投稿者 : admin 投稿日時: 2014-06-22 (987 ヒット)
多忙による現実逃避を兼ね、つらつらと最近の生物学のニュースを日頃感じた疑問的に絡めて書いています。意見は個人的見解で、科学的実証はありません。悪しからず。

最近、松山高校の高校生が、アルビノのメダカ同士からアルビノでない正常なメダカが生まれるメカニズムを解明したというニュースがありました。
http://www.tokyo-np.co.jp/article/saitama/20140618/CK2014061802000140.html
簡単に説明すれば、生殖細胞においても「動く遺伝子」があり、その遺伝子によって、色素に関する特定遺伝子に問題があるメダカ同士でも、正常な色素の遺伝子を持つメダカが生まれることを科学的に立証したとのことです。
 補足*以前はアルビノは色素遺伝子が欠如した状態で、アルビノの個体同士からはアルビノしか生まれないと考えられていました。

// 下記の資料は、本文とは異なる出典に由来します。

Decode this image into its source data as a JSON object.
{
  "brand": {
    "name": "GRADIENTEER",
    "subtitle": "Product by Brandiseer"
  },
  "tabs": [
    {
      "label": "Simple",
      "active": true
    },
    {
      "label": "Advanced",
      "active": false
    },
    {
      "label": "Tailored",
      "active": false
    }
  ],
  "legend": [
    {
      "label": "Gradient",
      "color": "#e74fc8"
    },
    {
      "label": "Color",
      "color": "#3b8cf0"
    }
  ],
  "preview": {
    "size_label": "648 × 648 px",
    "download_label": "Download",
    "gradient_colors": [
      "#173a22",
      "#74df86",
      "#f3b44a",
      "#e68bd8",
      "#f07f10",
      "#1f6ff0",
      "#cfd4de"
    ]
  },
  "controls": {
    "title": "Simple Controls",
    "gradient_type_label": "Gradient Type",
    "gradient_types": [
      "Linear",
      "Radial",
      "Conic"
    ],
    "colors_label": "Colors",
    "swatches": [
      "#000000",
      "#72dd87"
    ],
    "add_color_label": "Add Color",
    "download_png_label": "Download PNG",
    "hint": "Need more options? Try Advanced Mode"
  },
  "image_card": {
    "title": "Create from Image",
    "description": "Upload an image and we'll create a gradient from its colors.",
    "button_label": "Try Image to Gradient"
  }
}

 体細胞だけでなく、生殖細胞においても、動く遺伝子が存在するという発見はいかに生物がファジーなのかを如実に表しています。
 補足*このことにより、アルビノは、色素遺伝子が欠如しているのではなく、ゲノム的には存在する色素遺伝子情報に、問題が生じていることがわかり、またその遺伝子情報の問題が、動く遺伝子が原因となることで、遺伝子異常の時間的問題(無から有は生まれないという科学の定理と矛盾するずれの問題)の解決がなされたと考えます。

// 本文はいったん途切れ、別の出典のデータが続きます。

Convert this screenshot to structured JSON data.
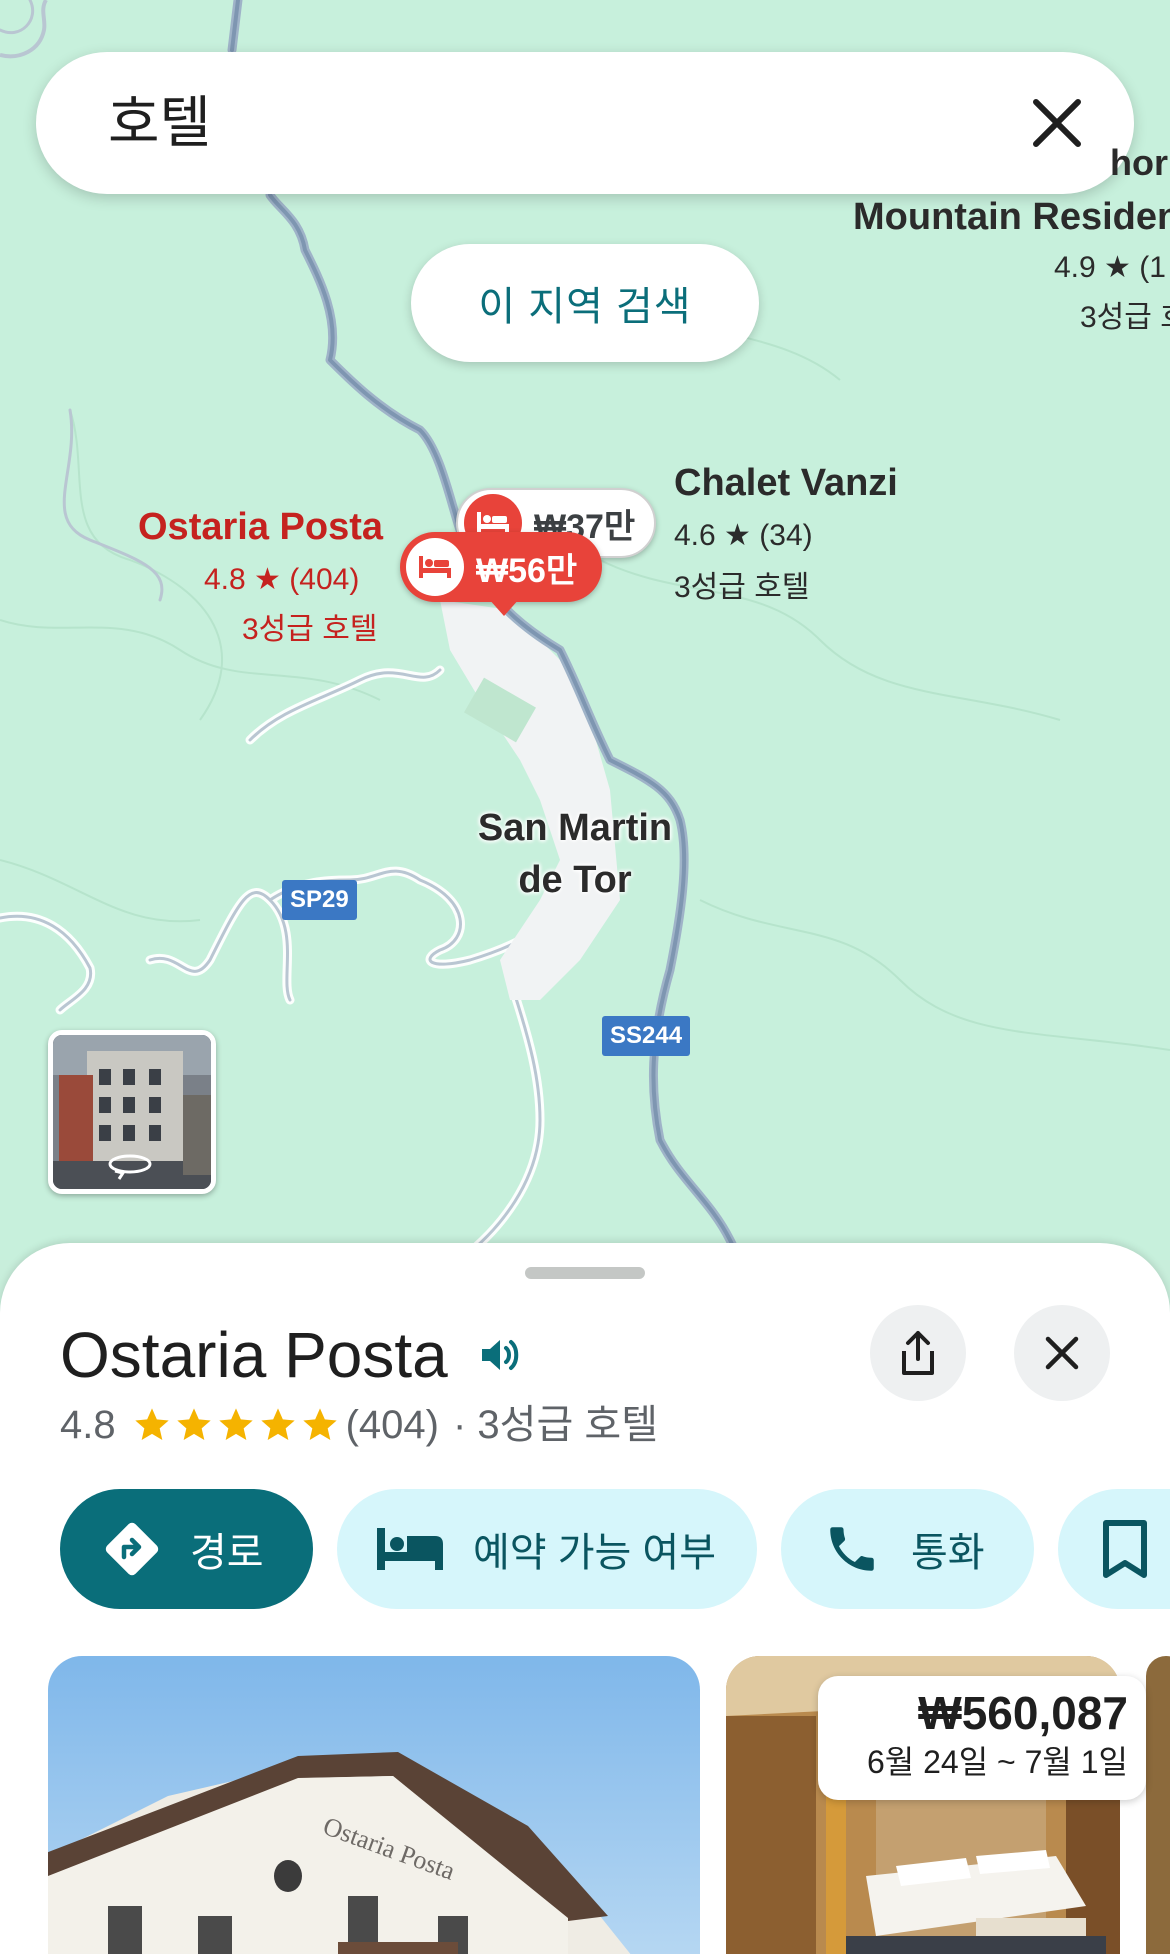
{
  "search": {
    "query": "호텔"
  },
  "map": {
    "area_search_label": "이 지역 검색",
    "pois": [
      {
        "name": "Ostaria Posta",
        "rating": "4.8 ★ (404)",
        "type": "3성급 호텔",
        "color": "#c5221f"
      },
      {
        "name": "Chalet Vanzi",
        "rating": "4.6 ★ (34)",
        "type": "3성급 호텔",
        "color": "#2b2b2b"
      },
      {
        "name": "Mountain Residen",
        "name_top": "hor",
        "rating": "4.9 ★ (1",
        "type": "3성급 호",
        "color": "#2b2b2b"
      }
    ],
    "pins": [
      {
        "price": "₩37만",
        "selected": false
      },
      {
        "price": "₩56만",
        "selected": true
      }
    ],
    "town": {
      "line1": "San Martin",
      "line2": "de Tor"
    },
    "roads": [
      "SP29",
      "SS244"
    ],
    "streetview_icon": "360-rotate-icon"
  },
  "place": {
    "title": "Ostaria Posta",
    "rating": "4.8",
    "stars": 5,
    "review_count": "(404)",
    "category": "· 3성급 호텔",
    "actions": [
      {
        "label": "경로",
        "icon": "directions-icon"
      },
      {
        "label": "예약 가능 여부",
        "icon": "bed-icon"
      },
      {
        "label": "통화",
        "icon": "phone-icon"
      },
      {
        "label": "",
        "icon": "bookmark-icon"
      }
    ],
    "price_card": {
      "price": "₩560,087",
      "dates": "6월 24일 ~ 7월 1일"
    },
    "photo_sign": "Ostaria Posta"
  },
  "colors": {
    "accent": "#0a6e7a",
    "chip_bg": "#d6f6fb",
    "map_bg": "#c7f0dc",
    "selected_poi": "#c5221f",
    "pin_red": "#e8433a",
    "star": "#f5b300"
  }
}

 個人的には、この遺伝子の存在は、良性腫瘍とガン細胞の分水嶺となる、ガン細胞の異常増殖の特質獲得のメカニズムを説明づけられるのではと期待していますので、将来的には大発見として位置付けられるのではと思うのですが、どうでしょうか。
ガンは、同一組織内で増殖するだけでなく、他臓器へ転移しますが、がん転移には一定のパターンがあります。臓器のつながりや、リンパ液等を介在して転移するだけではなく、臨床的には、血液、リンパ液での直接の繋がりはなく接触しているだけの臓器でもガン転移が起きると聞いた時、何かしっくりこなかったのですが、遺伝子情報に関する動く何かの存在があれば、説明できそうな気がします。
 補足*がん、腫瘍は細胞分裂の際のコピーミスすなわち遺伝子情報の異常複写により発生します。それまで正常だった細胞が細胞分裂により、問題が発生するわけで、そこに何らかの異常が時間的にはアトランダムに発生する仕組み、すなわち遺伝子情報が書き換えられるメカニズムがあるはずです。その内的要因の一つとして、この動く遺伝子の存在が考えられることになります。今までは、発がん性物質等、体内へ働きかける外的要因について研究が進んでいましたが、これからは、遺伝子情報的にどのように変化するか、内的に変化するメカニズムの解明が期待されるわけです。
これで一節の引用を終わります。